L’absence de preuve n’est pas une preuve d’absence, dit-on. Le séduisant principe en forme de chiasme cache un sophisme d’appel à l’ignorance qui justifie, selon les cas, la spéculation occulte ou le complotisme : si l’on ne peut déterminer qu’elle est fausse, une théorie demeure vraie jusqu’à preuve du contraire.
Trouver des preuves. Tel est le motif de l’équipage en goguette de Zone 51 : confirmer de visu les dires du scientifique Bob Lazar selon lesquels des extraterrestres seraient retenus prisonniers de la fameuse base tapie dans les replis lunaires du Nevada. Le voyage devait en plus souligner le terme des études universitaires et permettre à quatre passagers de sceller une amitié aux règles de bienséance sexuelle élastiques. Le destin en décidera autrement.
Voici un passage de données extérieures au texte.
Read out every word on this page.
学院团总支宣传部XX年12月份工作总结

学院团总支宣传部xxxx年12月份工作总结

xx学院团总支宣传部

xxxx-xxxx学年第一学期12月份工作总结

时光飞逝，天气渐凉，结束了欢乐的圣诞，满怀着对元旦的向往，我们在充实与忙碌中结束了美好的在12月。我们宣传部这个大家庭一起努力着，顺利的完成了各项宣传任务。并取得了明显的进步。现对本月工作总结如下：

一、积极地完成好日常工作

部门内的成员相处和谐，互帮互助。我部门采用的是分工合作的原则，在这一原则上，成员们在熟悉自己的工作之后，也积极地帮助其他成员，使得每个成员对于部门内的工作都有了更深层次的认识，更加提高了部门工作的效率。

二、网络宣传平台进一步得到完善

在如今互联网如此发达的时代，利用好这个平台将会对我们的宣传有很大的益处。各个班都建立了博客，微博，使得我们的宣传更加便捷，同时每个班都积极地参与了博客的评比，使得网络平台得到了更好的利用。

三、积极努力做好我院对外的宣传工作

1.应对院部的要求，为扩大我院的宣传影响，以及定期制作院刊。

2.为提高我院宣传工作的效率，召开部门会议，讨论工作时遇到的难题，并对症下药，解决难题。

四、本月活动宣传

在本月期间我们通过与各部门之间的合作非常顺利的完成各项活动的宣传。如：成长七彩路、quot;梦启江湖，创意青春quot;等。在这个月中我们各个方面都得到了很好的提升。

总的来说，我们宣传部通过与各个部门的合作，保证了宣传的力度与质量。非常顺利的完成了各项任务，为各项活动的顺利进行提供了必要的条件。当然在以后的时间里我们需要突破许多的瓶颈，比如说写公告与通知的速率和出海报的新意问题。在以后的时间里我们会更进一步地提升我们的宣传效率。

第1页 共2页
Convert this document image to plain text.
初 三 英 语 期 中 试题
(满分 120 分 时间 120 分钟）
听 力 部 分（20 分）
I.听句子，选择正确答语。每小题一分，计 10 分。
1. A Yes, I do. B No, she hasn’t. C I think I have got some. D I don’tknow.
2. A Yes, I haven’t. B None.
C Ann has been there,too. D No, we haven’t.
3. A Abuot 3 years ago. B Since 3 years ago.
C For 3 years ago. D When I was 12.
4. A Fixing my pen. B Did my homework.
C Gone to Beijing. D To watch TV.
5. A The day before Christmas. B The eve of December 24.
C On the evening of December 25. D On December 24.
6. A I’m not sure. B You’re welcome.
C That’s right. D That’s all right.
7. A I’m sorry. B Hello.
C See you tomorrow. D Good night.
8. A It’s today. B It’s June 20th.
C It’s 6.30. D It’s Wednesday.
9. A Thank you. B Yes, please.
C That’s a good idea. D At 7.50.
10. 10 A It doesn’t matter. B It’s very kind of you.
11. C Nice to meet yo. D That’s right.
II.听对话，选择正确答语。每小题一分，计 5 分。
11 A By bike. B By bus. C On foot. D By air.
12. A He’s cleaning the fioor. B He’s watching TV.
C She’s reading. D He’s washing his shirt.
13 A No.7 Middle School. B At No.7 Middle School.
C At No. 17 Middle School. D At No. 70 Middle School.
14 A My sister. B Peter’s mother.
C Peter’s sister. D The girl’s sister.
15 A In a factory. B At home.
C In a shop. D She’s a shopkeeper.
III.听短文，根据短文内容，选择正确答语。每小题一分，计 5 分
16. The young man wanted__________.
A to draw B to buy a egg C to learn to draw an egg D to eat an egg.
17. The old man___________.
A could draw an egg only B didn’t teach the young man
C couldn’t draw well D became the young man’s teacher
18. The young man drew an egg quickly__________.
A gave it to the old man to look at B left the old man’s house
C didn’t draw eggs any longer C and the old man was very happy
Armée d’un humour grinçant, la narratrice raconte leur parcours après coup, comme une parenthèse dans son existence lisse de bourgeoise gâtée. Le récit fait ici office de témoignage. Son but avoué est de retracer les événements qui ont conduit à la disparition d’Olivia Soarès, l’étudiante neurasthénique du groupe, dont l’effacement était déjà bien entamé avant le coup de baguette final, survenu en périphérie de la Zone 51. Claude et Antoine, eux aussi fraîchement émoulus du programme d’anthropologie, accompagnent les aventurières sur la mythique Mother Road, qui dévoile au passage des vérités intimes.
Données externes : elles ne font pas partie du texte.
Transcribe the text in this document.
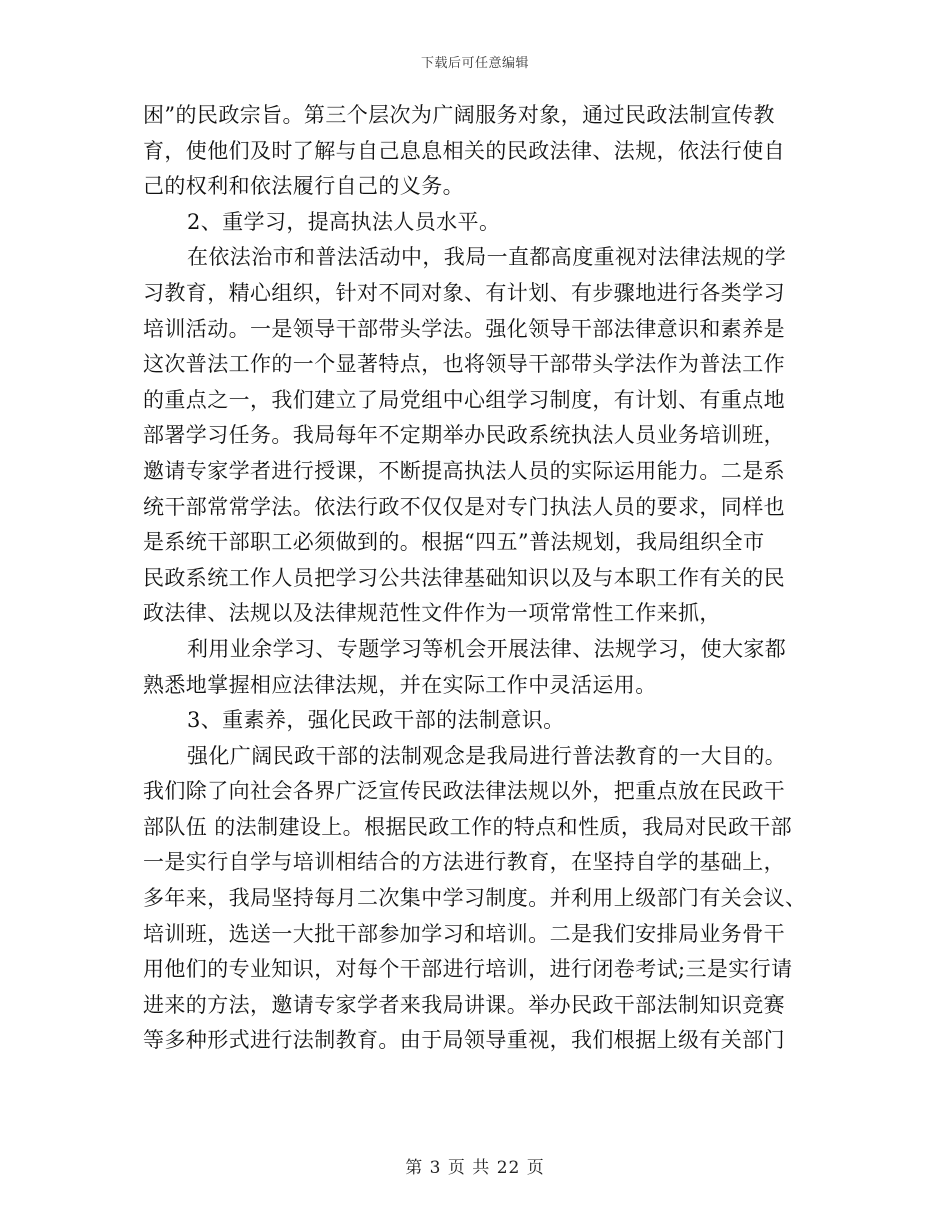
下载后可任意编辑
困”的民政宗旨。第三个层次为广阔服务对象，通过民政法制宣传教
育，使他们及时了解与自己息息相关的民政法律、法规，依法行使自
己的权利和依法履行自己的义务。
2、重学习，提高执法人员水平。
在依法治市和普法活动中，我局一直都高度重视对法律法规的学
习教育，精心组织，针对不同对象、有计划、有步骤地进行各类学习
培训活动。一是领导干部带头学法。强化领导干部法律意识和素养是
这次普法工作的一个显著特点，也将领导干部带头学法作为普法工作
的重点之一，我们建立了局党组中心组学习制度，有计划、有重点地
部署学习任务。我局每年不定期举办民政系统执法人员业务培训班，
邀请专家学者进行授课，不断提高执法人员的实际运用能力。二是系
统干部常常学法。依法行政不仅仅是对专门执法人员的要求，同样也
是系统干部职工必须做到的。根据“四五”普法规划，我局组织全市
民政系统工作人员把学习公共法律基础知识以及与本职工作有关的民
政法律、法规以及法律规范性文件作为一项常常性工作来抓，
利用业余学习、专题学习等机会开展法律、法规学习，使大家都
熟悉地掌握相应法律法规，并在实际工作中灵活运用。
3、重素养，强化民政干部的法制意识。
强化广阔民政干部的法制观念是我局进行普法教育的一大目的。
我们除了向社会各界广泛宣传民政法律法规以外，把重点放在民政干
部队伍 的法制建设上。根据民政工作的特点和性质，我局对民政干部
一是实行自学与培训相结合的方法进行教育，在坚持自学的基础上，
多年来，我局坚持每月二次集中学习制度。并利用上级部门有关会议、
培训班，选送一大批干部参加学习和培训。二是我们安排局业务骨干
用他们的专业知识，对每个干部进行培训，进行闭卷考试;三是实行请
进来的方法，邀请专家学者来我局讲课。举办民政干部法制知识竞赛
等多种形式进行法制教育。由于局领导重视，我们根据上级有关部门
第 3 页 共 22 页
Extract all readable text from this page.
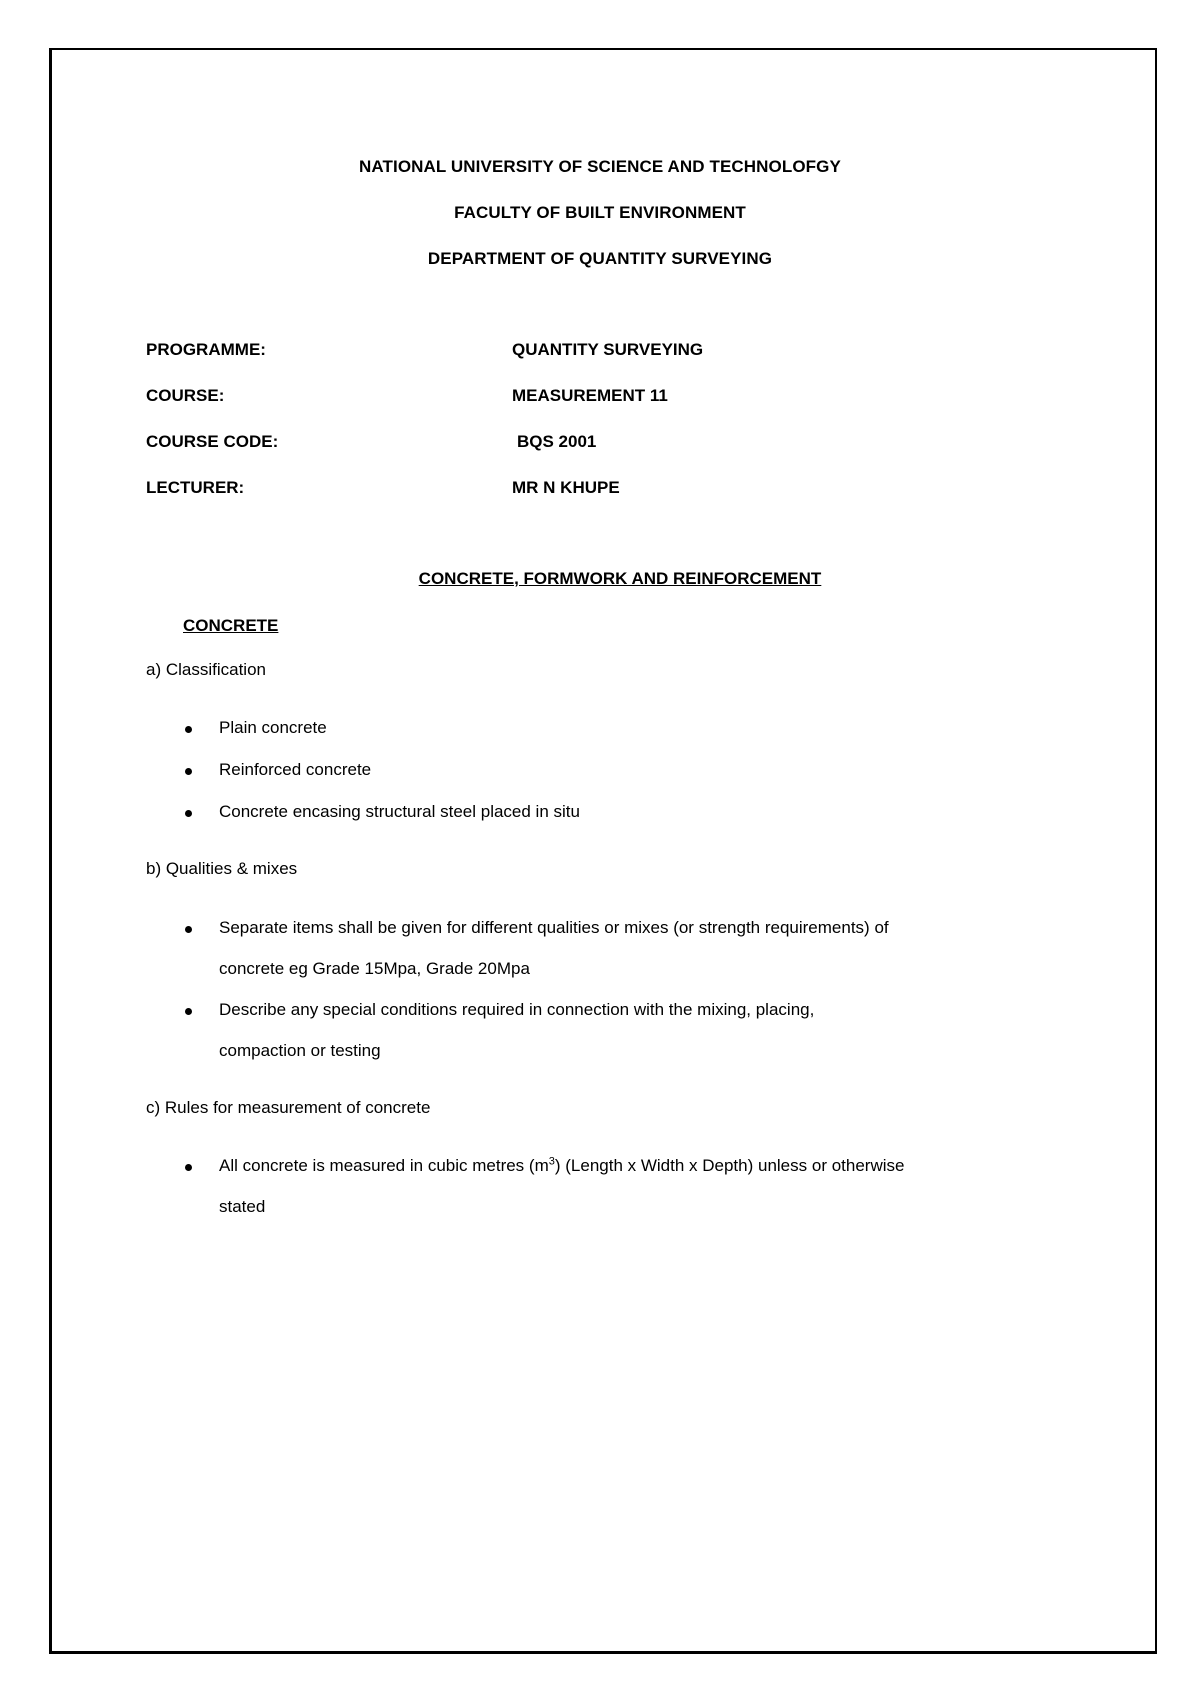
NATIONAL UNIVERSITY OF SCIENCE AND TECHNOLOFGY
FACULTY OF BUILT ENVIRONMENT
DEPARTMENT OF QUANTITY SURVEYING
PROGRAMME:	QUANTITY SURVEYING
COURSE:	MEASUREMENT 11
COURSE CODE:	BQS 2001
LECTURER:	MR N KHUPE
CONCRETE, FORMWORK AND REINFORCEMENT
CONCRETE
a) Classification
Plain concrete
Reinforced concrete
Concrete encasing structural steel placed in situ
b) Qualities & mixes
Separate items shall be given for different qualities or mixes (or strength requirements) of
concrete eg Grade 15Mpa, Grade 20Mpa
Describe any special conditions required in connection with the mixing, placing,
compaction or testing
c) Rules for measurement of concrete
All concrete is measured in cubic metres $(m^3)$ (Length x Width x Depth) unless or otherwise
stated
Calé dans l’habitacle d’une Jeep où s’entremêlent rêveries ésotériques et vapeurs de cannabis, le quatuor en quête de réponses amorce une descente du continent où fourmillent, en un mariage des plus réussis, mille et une références à la mystique routière (Kerouac, Steinbeck, Easy Rider, Cadillac Ranch) et à la cabale ufologique (les Hommes en noir, Roswell). Voyage dans l’espace, Zone 51 en est également un à travers le temps. Il tient une partie de son charme ravageur de la plongée qu’il amorce en plein cœur de l’année 1989, au moment des manifestations de la place Tiananmen, du règne de Georges Bush père et des ravages du sida. À cette époque pas si lointaine des cartes routières, où les gens se parlent, ignorent les textos et sourient sans se soucier de la blancheur de leurs dents. Campée de la sorte dans l’histoire récente, la rencontre du troisième type que propose Christiane Lahaie entre le roman de la route et l’univers décalé du paranormal n’en est que plus divertissante.